Но, быть может, страстный гуманизм Достоевского, его любовь к униженным и ненависть к злу ближе всех оказались И. В. Ершову. Гениальный артист был безжалостно правдив в изображении Гришки Кутерьмы. Передавая с потрясающей трагической силой муки совести «великого грешника», он оказался в сфере притяжения идеи Достоевского о том, что самая страшная кара за преступление совершается в душе преступника. Ершову-художнику были близки душевное напряжение, нервная экзальтация, даже «исступленность», героев Достоевского.

Несомненно, внимательным читателем «Преступления и наказания» был и Шаляпин. Мы знаем, что Достоевский преклонялся перед «Борисом Годуновым» Пушкина. В молодости он написал не дошедшую до нас драму на ту же тему. Литературоведы неоднократно сопоставляли замысел романа о Раскольникове и пушкинский образ преступного царя.

Тема мук совести заняла большее место в опере Мусоргского, нежели в трагедии, и получила конгениальное выражение в передаче Шаляпина. Артист связал воедино нежную любовь Бориса к своим детям и угрызения совести из-за убийства царевича Дмитрия. Душа шаляпинского Бориса смертельно ранена не только потому, что его герой пришел к власти через преступление, но потому, что жертвой злодеяния пал ребенок. «Дитя окровавленное» преследует убийцу, доводит его до безумия и гибели. Здесь Шаляпин гениально воплотил мысль Ивана Карамазова о невозможности построить счастье на страданиях и муках ребенка.

Шаляпин — наследник высших завоеваний русской культуры — опирался в своем творчестве и на открытия Достоевского в области психологии. Метод писателя, раскрывшего борьбу антагонистических сил в человеческой душе, был применен Шаляпиным во многих работах.

Так, артист с необычайной проникновенностью раскрывал, например, пробуждение отцовских чувств в душе Ивана Грозного («Псковитянка» Римского-Корсакова). Сложным и глубоким в передаче Шаляпина был внутренний мир Сальери, в душе которого «дьявол с богом борется».

На протяжении всей своей артистической жизни Шаляпин работал над Мефистофелем в опере «Фауст» Гуно, углубляя и совершенствуя свое сценическое создание. Несомненно, сцена в церкви была приближена артистом к трактовке Достоевского, подчеркивавшего, что здесь звучит но только голос дьявола, но и голос совести Маргариты.

Подобно Достоевскому, Шаляпин стремился создать образ «абсолютно благородного человека» и достиг этого, победив несовершенный музыкальный материал оперы Массне «Дон Кихот» и приблизившись к гениальному роману Сервантеса.
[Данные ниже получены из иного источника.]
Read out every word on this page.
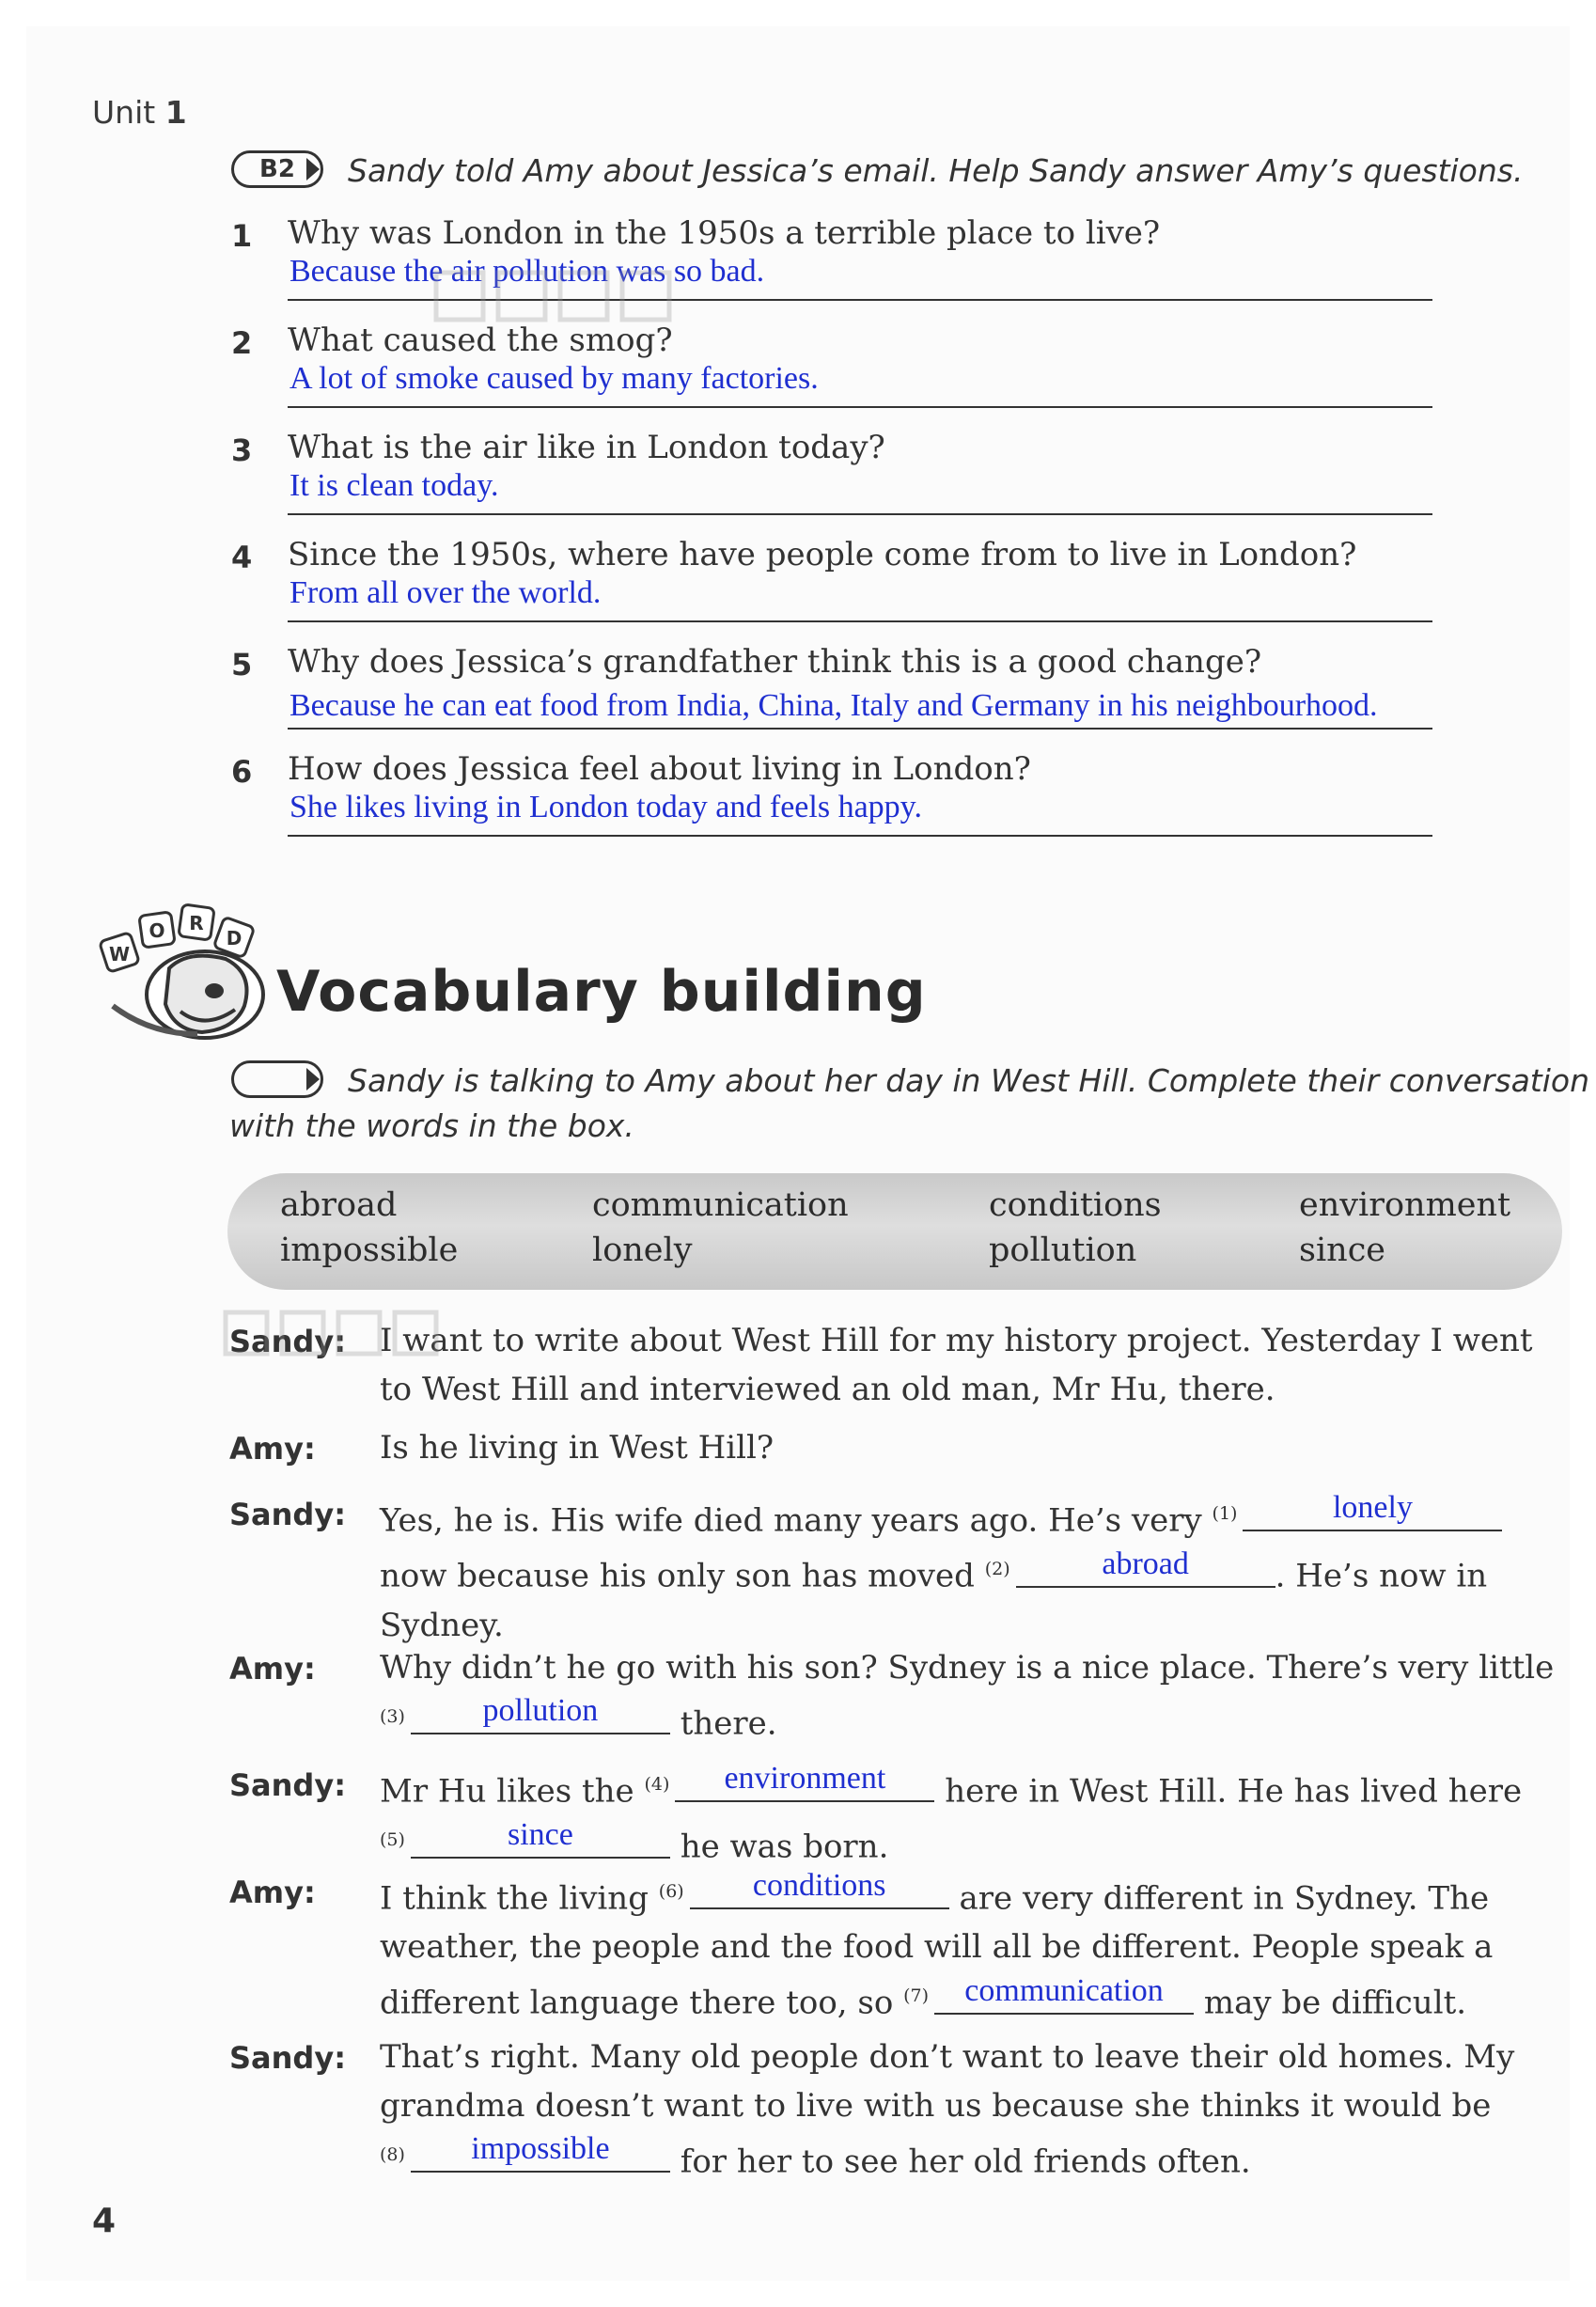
Unit 1
B2	Sandy told Amy about Jessica’s email. Help Sandy answer Amy’s questions.
1 Why was London in the 1950s a terrible place to live?
Because the air pollution was so bad.
2 What caused the smog?
A lot of smoke caused by many factories.
3 What is the air like in London today?
It is clean today.
4 Since the 1950s, where have people come from to live in London?
From all over the world.
5 Why does Jessica’s grandfather think this is a good change?
Because he can eat food from India, China, Italy and Germany in his neighbourhood.
6 How does Jessica feel about living in London?
She likes living in London today and feels happy.
W
O R
D
Vocabulary building
Sandy is talking to Amy about her day in West Hill. Complete their conversation
with the words in the box.
abroad	communication	conditions	environment
impossible	lonely	pollution	since
Sandy: I want to write about West Hill for my history project. Yesterday I went
to West Hill and interviewed an old man, Mr Hu, there.
Amy: Is he living in West Hill?
Sandy: Yes, he is. His wife died many years ago. He’s very $^{(1)}$	lonely
now because his only son has moved $^{(2)}$	abroad	. He’s now in
Sydney.
Amy: Why didn’t he go with his son? Sydney is a nice place. There’s very little
$^{(3)}$ pollution	there.
Sandy: Mr Hu likes the $^{(4)}$ environment here in West Hill. He has lived here
$^{(5)}$	since	he was born.
Amy: I think the living $^{(6)}$ conditions are very different in Sydney. The
weather, the people and the food will all be different. People speak a
different language there too, so $^{(7)}$ communication may be difficult.
Sandy: That’s right. Many old people don’t want to leave their old homes. My
grandma doesn’t want to live with us because she thinks it would be
$^{(8)}$ impossible for her to see her old friends often.
4
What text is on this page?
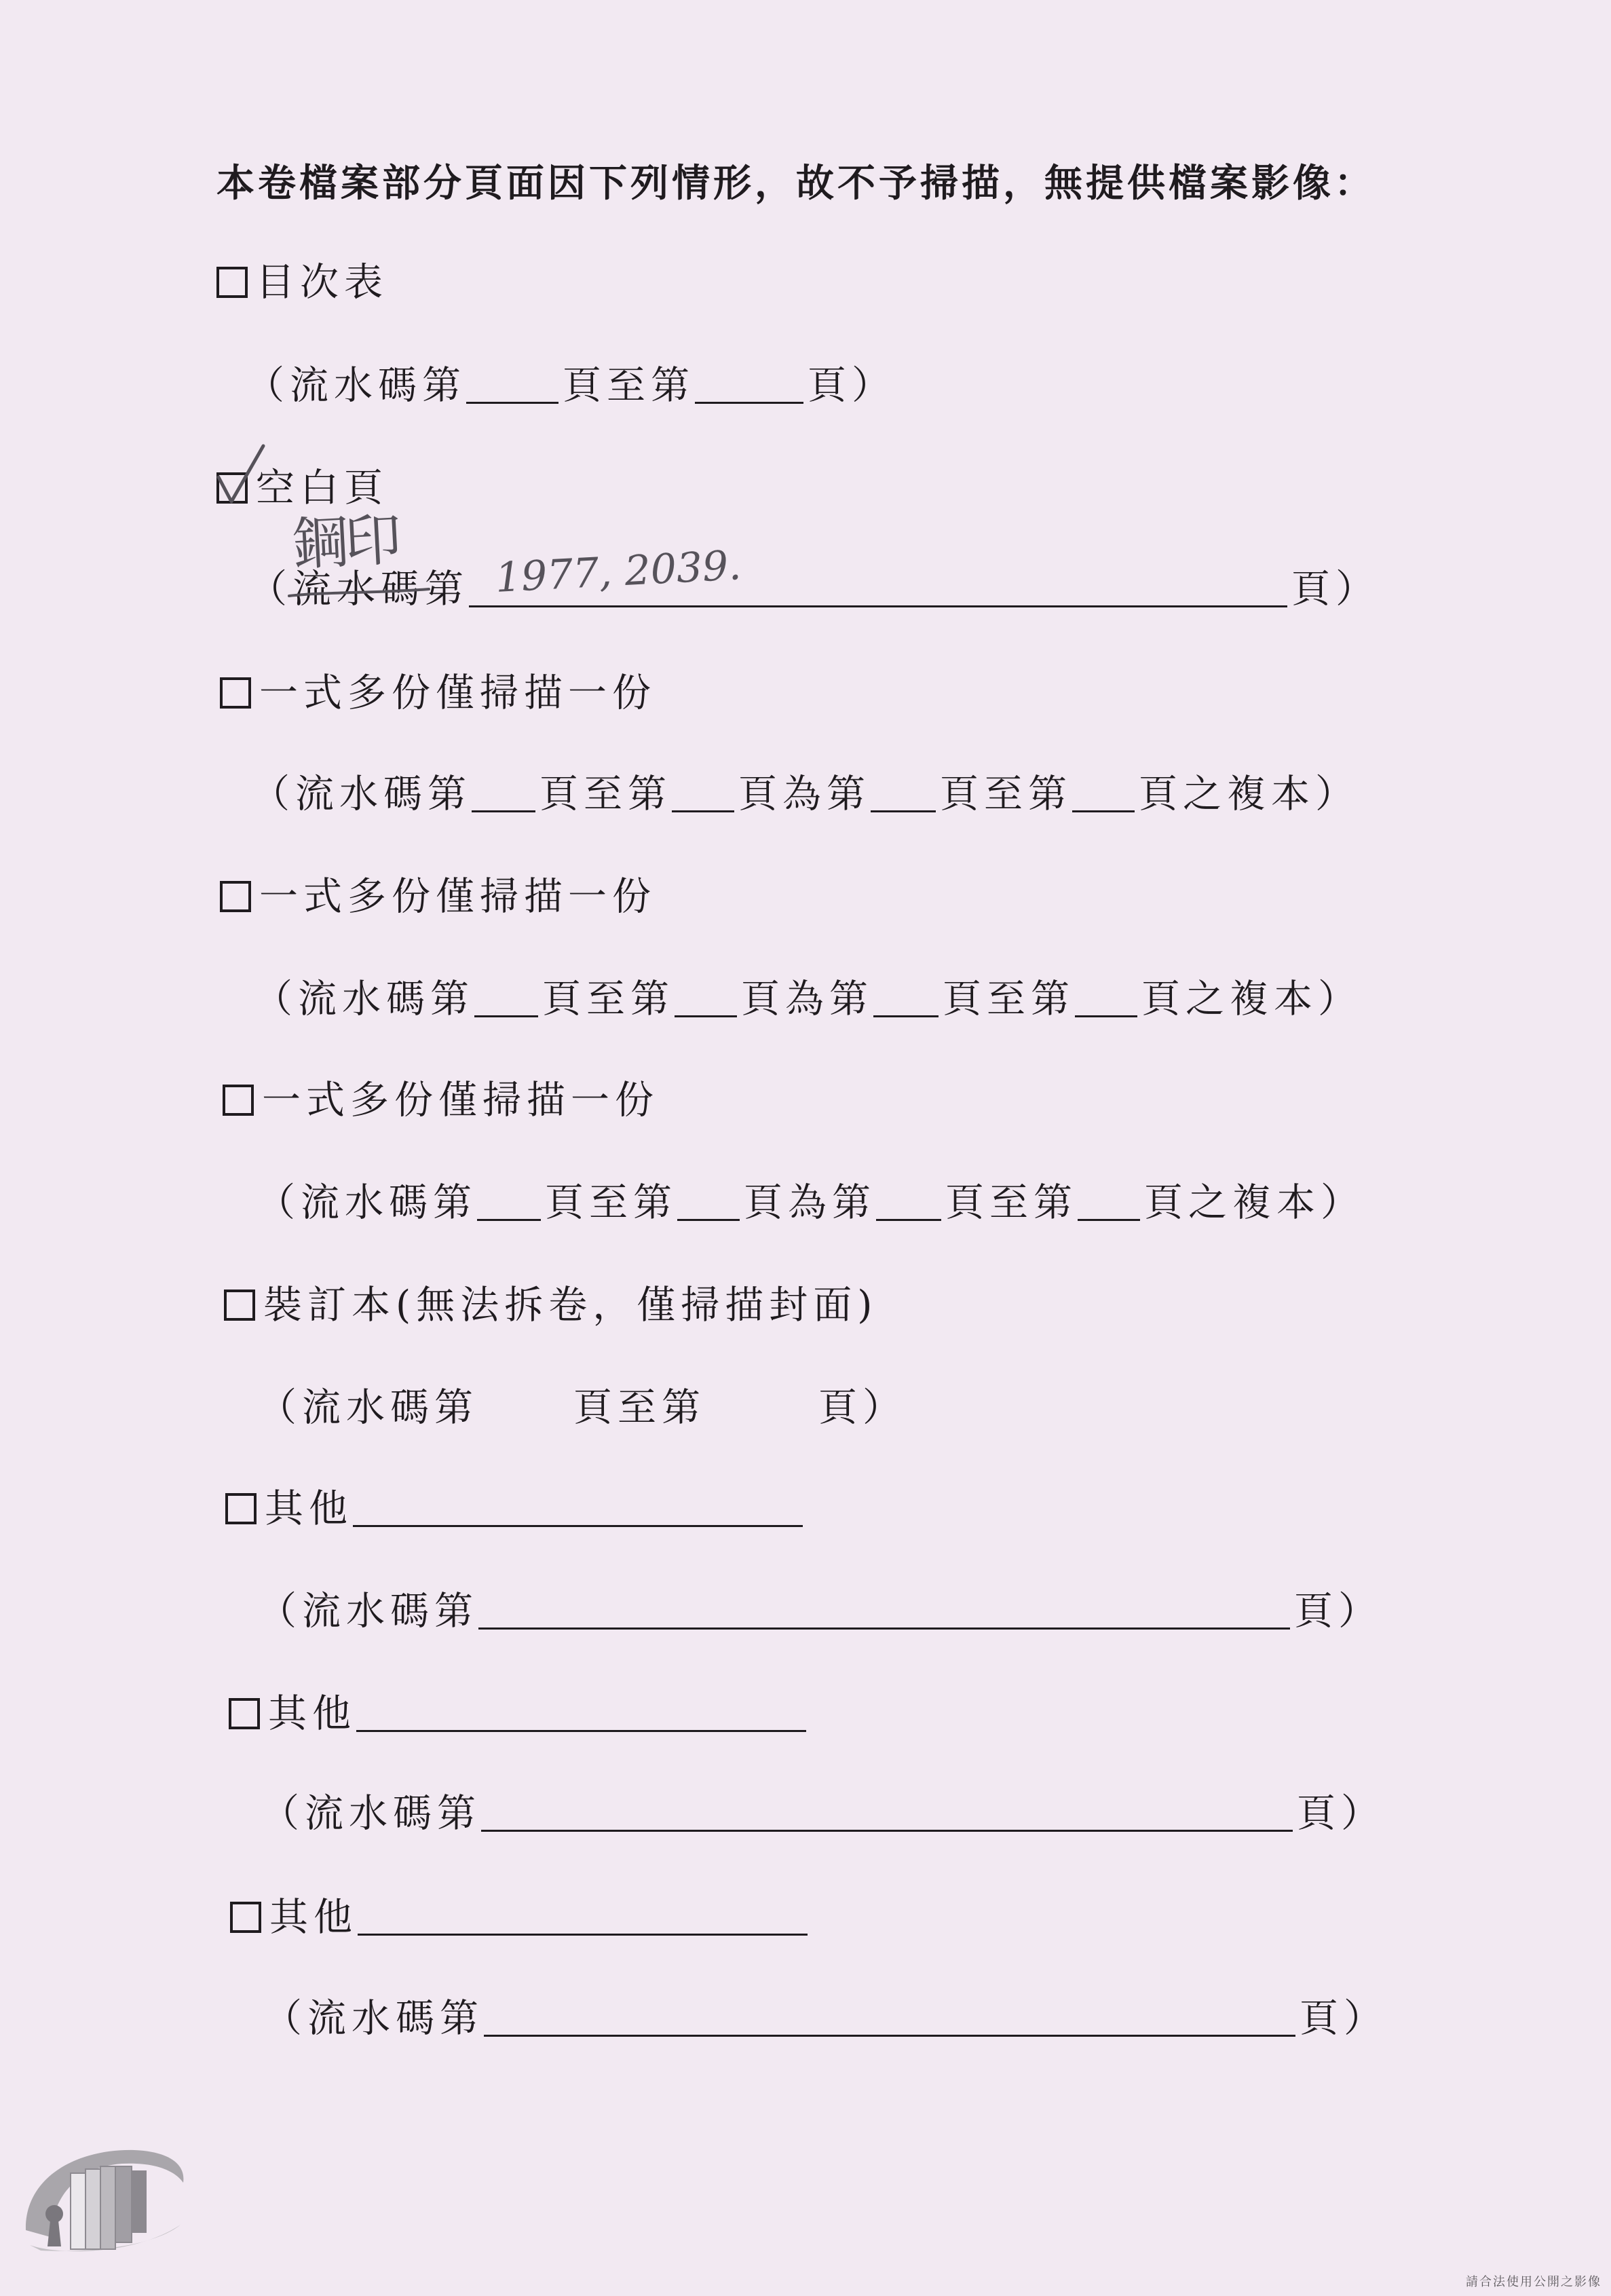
本卷檔案部分頁面因下列情形，故不予掃描，無提供檔案影像：
目次表
（流水碼第 頁至第	頁）
空白頁
（流水碼第	頁）
鋼印 1977, 2039.
一式多份僅掃描一份
（流水碼第 頁至第 頁為第 頁至第 頁之複本）
一式多份僅掃描一份
（流水碼第 頁至第 頁為第 頁至第 頁之複本）
一式多份僅掃描一份
（流水碼第 頁至第 頁為第 頁至第 頁之複本）
裝訂本(無法拆卷，僅掃描封面)
（流水碼第 頁至第	頁）
其他
（流水碼第	頁）
其他
（流水碼第	頁）
其他
（流水碼第	頁）
請合法使用公開之影像
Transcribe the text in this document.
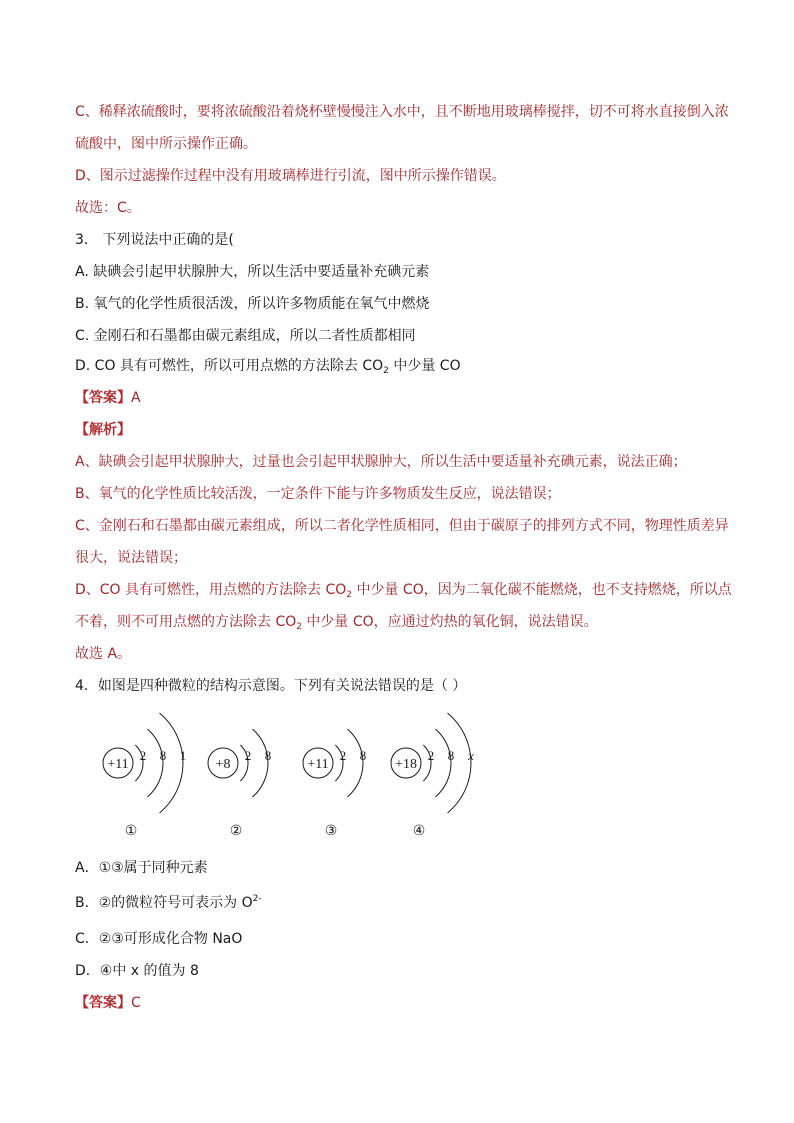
C、稀释浓硫酸时，要将浓硫酸沿着烧杯壁慢慢注入水中，且不断地用玻璃棒搅拌，切不可将水直接倒入浓
硫酸中，图中所示操作正确。
D、图示过滤操作过程中没有用玻璃棒进行引流，图中所示操作错误。
故选：C。
3． 下列说法中正确的是(
A. 缺碘会引起甲状腺肿大，所以生活中要适量补充碘元素
B. 氧气的化学性质很活泼，所以许多物质能在氧气中燃烧
C. 金刚石和石墨都由碳元素组成，所以二者性质都相同
D. CO 具有可燃性，所以可用点燃的方法除去 $CO_2$ 中少量 CO
【答案】A
【解析】
A、缺碘会引起甲状腺肿大，过量也会引起甲状腺肿大，所以生活中要适量补充碘元素，说法正确；
B、氧气的化学性质比较活泼，一定条件下能与许多物质发生反应，说法错误；
C、金刚石和石墨都由碳元素组成，所以二者化学性质相同，但由于碳原子的排列方式不同，物理性质差异
很大，说法错误；
D、CO 具有可燃性，用点燃的方法除去 $CO_2$ 中少量 CO，因为二氧化碳不能燃烧，也不支持燃烧，所以点
不着，则不可用点燃的方法除去 $CO_2$ 中少量 CO，应通过灼热的氧化铜，说法错误。
故选 A。
4．如图是四种微粒的结构示意图。下列有关说法错误的是（ ）
+11
2 8 1
①
+8
2 8
②
+11
2 8
③
+18
2 8 x
④
A．①③属于同种元素
B．②的微粒符号可表示为 $O^{2-}$
C．②③可形成化合物 NaO
D．④中 x 的值为 8
【答案】C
Шаляпин умел, подобно Достоевскому, с равной силой и глубиной передать греховность и святость, устремление ввысь и падение человека. Великий артист не был учеником Достоевского; он изучал его, так же как изучал искусство великих русских живописцев, доказав, что можно не соглашаться и даже спорить с Достоевским, но нельзя игнорировать его великий художественный опыт.

Создание новых художественных ценностей, движение вперед в искусстве возможно только на “основе освоения высших достижений прошлого, сохранивших непреходящую ценность. Творчество Достоевского является драгоценной частью этого великого и вечно живого наследия русской культуры.